We can fix these deficiencies as follows: Let $\PP$ denote the set of the distributions of the processes in $\mathcal P$.
Given $P$ and $Q$ in $\PP$, for any natural $m$ let \begin{equation} P_m:=P\circ\pi_{-m,\dots,m}^{-1},\quad Q_m:=Q\circ\pi_{-m,\dots,m}^{-1}, \end{equation} where $\pi_{r,\dots,s}((x_t)_{t\in\Z}):=(x_r,\dots,x_s)$ for any given integers $r,s$ such that $r\le s$. Let \begin{equation} d(P,Q):=\sum_{m=1}^\infty d^{(m)}(P_m,Q_m)2^{-m}, \end{equation}
where $d^{(m)}$ is the Wasserstein metric of order $2$.
We want then to show that $\PP$ is closed with respect to the metric $d$.
Suppose now that we have a sequence $(P^{(n)})$ in $\PP$ such that $d(P^{(n)},Q)\to0$ (as $n\to\infty$) for some probability measure $Q$ (on the cylindrical $\sigma$-algebra) over $\R^\Z$. Then for each natural $m$ we have $d^{(m)}(P^{(n)}_m,Q_m)\to0$. So, by the well-known characterization of the convergence in the Wasserstein metric, $P^{(n)}_m\to Q_m$ weakly, $\int_{\R^{\Z_m}} x_t^2\,Q_m(dx)=\lim_n\int_{\R^{\Z_m}} x_t^2\,P^{(n)}_m(dx)<\infty$, and $\int_{\R^{\Z_m}} x_t\,Q_m(dx)=\lim_n\int_{\R^{\Z_m}} x_t\,P^{(n)}_m(dx)=\lim_n0=0$ for $t\in\Z_m:=\{-m,\dots,m\}$.

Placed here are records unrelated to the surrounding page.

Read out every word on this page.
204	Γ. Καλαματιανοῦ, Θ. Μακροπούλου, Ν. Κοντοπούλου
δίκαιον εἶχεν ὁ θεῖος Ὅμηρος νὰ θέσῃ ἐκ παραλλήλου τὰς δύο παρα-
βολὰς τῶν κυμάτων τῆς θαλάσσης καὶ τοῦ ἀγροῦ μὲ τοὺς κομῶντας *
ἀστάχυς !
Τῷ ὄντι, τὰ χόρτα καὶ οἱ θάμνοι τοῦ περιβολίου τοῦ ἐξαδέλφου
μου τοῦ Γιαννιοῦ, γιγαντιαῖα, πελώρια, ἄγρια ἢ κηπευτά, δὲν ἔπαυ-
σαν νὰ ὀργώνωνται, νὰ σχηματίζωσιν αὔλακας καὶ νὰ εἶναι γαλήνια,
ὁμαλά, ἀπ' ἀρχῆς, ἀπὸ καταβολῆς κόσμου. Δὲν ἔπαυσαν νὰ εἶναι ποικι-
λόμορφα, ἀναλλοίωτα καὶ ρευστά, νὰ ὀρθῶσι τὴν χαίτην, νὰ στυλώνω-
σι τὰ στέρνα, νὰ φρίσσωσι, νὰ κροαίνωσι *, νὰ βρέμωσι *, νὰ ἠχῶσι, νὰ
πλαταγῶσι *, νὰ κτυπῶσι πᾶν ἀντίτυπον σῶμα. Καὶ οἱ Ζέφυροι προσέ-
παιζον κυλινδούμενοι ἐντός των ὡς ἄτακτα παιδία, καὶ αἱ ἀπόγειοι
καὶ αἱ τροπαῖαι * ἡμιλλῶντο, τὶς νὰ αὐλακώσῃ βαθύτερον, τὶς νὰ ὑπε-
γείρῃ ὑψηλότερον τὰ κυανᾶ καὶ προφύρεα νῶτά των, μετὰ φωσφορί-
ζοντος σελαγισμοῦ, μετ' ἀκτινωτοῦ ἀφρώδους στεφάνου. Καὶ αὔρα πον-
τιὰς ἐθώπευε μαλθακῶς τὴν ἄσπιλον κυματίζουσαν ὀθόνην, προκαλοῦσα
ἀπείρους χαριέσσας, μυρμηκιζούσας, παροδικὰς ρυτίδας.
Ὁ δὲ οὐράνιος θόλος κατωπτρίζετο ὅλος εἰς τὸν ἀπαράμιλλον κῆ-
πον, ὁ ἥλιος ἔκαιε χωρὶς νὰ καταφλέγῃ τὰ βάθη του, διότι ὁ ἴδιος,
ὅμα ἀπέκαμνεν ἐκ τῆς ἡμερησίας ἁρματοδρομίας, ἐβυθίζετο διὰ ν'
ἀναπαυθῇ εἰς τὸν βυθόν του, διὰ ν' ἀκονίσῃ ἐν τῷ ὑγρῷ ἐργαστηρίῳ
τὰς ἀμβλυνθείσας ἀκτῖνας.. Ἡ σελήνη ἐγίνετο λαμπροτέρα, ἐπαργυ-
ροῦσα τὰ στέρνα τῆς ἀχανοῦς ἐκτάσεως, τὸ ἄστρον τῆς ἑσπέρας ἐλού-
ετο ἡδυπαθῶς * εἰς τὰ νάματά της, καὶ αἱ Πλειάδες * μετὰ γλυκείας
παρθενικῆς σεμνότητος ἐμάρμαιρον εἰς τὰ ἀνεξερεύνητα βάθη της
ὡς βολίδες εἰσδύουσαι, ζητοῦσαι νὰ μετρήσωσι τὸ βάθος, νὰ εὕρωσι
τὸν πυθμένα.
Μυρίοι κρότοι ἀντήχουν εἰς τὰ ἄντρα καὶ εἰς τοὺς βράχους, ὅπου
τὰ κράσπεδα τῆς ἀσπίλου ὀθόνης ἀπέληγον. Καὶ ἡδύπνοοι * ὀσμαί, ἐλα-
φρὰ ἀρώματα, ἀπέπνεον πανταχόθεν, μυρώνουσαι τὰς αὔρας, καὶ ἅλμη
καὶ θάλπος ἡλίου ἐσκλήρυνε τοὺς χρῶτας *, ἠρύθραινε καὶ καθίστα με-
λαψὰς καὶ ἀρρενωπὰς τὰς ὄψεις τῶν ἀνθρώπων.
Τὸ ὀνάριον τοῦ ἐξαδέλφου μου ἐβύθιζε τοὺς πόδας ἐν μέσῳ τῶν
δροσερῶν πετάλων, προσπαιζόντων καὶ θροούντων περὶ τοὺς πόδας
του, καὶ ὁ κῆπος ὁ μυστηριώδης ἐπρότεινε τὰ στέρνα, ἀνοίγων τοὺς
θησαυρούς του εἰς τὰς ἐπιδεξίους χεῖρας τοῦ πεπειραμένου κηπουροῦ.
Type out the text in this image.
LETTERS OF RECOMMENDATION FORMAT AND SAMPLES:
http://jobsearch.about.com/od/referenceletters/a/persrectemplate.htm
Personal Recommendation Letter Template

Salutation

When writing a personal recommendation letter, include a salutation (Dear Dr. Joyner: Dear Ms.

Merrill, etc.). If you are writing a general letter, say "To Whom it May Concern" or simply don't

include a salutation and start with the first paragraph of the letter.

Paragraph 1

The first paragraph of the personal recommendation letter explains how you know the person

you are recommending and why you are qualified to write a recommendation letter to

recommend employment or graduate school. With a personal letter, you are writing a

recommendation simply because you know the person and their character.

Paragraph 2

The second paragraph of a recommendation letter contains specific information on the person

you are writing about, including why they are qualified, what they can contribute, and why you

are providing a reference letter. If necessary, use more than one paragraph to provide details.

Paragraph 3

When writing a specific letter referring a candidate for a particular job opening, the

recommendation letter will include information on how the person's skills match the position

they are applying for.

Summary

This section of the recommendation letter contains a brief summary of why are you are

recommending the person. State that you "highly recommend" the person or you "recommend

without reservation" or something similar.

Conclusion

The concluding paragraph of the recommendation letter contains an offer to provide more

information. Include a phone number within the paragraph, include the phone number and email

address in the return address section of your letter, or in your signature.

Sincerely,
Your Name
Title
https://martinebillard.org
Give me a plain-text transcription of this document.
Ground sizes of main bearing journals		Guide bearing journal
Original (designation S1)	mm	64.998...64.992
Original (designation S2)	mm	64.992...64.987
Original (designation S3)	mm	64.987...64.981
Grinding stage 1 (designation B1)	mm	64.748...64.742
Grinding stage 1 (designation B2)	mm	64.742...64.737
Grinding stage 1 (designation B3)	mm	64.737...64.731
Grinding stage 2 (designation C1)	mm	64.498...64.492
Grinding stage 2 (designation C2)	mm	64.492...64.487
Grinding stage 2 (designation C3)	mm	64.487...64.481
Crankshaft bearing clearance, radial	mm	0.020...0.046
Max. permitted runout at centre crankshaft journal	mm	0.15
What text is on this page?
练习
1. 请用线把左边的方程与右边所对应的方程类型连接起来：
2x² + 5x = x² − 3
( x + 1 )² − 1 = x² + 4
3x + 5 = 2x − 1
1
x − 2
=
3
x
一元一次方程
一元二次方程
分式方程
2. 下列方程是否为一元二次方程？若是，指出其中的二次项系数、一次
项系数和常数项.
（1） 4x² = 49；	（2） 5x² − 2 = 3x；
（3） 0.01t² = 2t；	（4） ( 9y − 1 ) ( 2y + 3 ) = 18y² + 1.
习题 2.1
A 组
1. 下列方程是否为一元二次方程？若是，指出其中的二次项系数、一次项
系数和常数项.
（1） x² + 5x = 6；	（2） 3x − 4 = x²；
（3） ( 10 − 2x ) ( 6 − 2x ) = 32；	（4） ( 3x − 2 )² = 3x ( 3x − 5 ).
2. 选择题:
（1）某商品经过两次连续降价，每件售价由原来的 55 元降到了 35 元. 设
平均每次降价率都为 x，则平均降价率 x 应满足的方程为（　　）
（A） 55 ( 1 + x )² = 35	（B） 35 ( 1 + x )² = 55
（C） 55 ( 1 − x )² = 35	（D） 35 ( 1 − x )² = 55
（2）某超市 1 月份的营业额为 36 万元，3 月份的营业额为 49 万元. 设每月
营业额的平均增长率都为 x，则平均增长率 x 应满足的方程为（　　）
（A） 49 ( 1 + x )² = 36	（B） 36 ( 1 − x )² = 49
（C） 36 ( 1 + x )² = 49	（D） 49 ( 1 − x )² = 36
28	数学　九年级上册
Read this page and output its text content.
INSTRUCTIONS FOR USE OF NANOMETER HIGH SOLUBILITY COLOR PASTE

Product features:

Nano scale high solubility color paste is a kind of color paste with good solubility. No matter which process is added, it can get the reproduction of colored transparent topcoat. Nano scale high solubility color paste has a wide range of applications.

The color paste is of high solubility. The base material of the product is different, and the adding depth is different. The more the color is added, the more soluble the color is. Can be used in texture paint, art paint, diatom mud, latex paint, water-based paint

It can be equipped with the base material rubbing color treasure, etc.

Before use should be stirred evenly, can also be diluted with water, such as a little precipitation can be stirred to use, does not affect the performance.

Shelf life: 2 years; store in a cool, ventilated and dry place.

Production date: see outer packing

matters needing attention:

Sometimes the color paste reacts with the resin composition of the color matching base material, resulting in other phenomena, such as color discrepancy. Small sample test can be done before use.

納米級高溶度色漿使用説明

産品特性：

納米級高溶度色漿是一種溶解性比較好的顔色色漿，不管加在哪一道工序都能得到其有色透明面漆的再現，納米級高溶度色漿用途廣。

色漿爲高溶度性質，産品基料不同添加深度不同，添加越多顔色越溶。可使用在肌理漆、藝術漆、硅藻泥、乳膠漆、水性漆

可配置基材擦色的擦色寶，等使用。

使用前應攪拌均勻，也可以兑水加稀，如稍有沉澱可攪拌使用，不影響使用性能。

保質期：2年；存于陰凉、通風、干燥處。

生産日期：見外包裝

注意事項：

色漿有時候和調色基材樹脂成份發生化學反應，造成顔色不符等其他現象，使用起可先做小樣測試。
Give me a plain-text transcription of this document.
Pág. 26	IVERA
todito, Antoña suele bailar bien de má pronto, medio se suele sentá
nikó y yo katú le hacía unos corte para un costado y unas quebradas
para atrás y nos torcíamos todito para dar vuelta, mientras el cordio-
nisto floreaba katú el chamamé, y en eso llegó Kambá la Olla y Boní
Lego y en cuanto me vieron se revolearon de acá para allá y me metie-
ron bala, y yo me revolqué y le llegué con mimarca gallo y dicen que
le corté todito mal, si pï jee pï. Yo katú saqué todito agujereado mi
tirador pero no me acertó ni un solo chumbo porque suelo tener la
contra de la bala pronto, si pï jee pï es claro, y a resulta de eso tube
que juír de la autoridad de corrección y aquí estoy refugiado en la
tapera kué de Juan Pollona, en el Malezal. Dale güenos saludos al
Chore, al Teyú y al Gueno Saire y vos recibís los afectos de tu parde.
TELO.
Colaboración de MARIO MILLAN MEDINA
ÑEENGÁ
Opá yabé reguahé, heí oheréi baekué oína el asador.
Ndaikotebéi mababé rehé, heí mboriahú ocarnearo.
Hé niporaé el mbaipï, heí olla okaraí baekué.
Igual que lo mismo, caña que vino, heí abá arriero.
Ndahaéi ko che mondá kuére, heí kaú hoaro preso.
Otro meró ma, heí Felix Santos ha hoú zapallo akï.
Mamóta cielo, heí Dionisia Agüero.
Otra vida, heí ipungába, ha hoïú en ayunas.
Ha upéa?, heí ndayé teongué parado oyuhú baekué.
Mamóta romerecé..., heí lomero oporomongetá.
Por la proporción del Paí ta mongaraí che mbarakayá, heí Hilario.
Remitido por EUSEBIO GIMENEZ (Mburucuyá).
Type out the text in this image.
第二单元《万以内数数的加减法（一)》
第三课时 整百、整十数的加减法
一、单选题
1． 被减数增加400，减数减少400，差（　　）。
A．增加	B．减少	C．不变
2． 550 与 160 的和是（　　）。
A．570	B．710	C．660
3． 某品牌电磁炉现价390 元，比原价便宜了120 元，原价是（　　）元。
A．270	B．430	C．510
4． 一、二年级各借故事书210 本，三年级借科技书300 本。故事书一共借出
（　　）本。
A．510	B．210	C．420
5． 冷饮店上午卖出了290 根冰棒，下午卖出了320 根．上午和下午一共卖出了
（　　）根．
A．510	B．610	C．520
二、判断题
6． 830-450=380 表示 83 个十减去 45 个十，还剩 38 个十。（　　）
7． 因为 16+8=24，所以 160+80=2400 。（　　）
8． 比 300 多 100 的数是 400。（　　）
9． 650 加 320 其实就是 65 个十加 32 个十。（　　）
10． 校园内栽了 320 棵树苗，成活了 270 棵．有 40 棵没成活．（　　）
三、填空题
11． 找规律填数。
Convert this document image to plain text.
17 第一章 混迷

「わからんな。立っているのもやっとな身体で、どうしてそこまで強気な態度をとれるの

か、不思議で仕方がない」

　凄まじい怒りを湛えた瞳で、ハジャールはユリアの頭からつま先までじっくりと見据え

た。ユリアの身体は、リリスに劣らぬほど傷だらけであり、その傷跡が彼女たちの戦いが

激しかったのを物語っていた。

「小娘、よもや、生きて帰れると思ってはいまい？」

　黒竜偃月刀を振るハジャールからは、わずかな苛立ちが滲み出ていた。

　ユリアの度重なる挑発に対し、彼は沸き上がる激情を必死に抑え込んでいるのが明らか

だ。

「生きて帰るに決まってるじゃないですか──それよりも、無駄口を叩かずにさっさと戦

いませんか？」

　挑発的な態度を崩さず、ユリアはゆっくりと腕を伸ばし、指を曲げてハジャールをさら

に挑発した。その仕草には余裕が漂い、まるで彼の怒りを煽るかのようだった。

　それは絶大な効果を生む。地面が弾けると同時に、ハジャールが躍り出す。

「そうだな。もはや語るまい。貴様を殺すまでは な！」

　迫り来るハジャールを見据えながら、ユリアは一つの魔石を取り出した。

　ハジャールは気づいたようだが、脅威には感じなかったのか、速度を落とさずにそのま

So, $\int_{\R^\Z} x_t\,Q(dx)=0$ and $\int_{\R^\Z} x_t^2\,Q(dx)<\infty$ for all $t\in\Z$, and $P^{(n)}_{r,s}\to Q_{r,s}$ weakly for any given integers $r,s$ such that $r\le s$, where $P^{(n)}_{r,s}:=P^{(n)}\circ\pi_{r,\dots,s}^{-1}$ and $Q_{r,s}:=Q\circ\pi_{r,\dots,s}^{-1}$.
By the stationarity, $P^{(n)}_{r+1,s+1}=P^{(n)}_{r,s}$ for all suitable $r,s,n$. Letting now $n\to\infty$, we conclude that $Q_{r+1,s+1}=Q_{r,s}$, so that $Q$ is the distribution of a stationary process. Also, as we saw, $\int_{\R^\Z} x_t\,Q(dx)=0$ and $\int_{\R^\Z} x_t^2\,Q(dx)<\infty$ for all $t\in\Z$. So, $Q\in\PP$.
We conclude that $\PP$ is closed, as desired.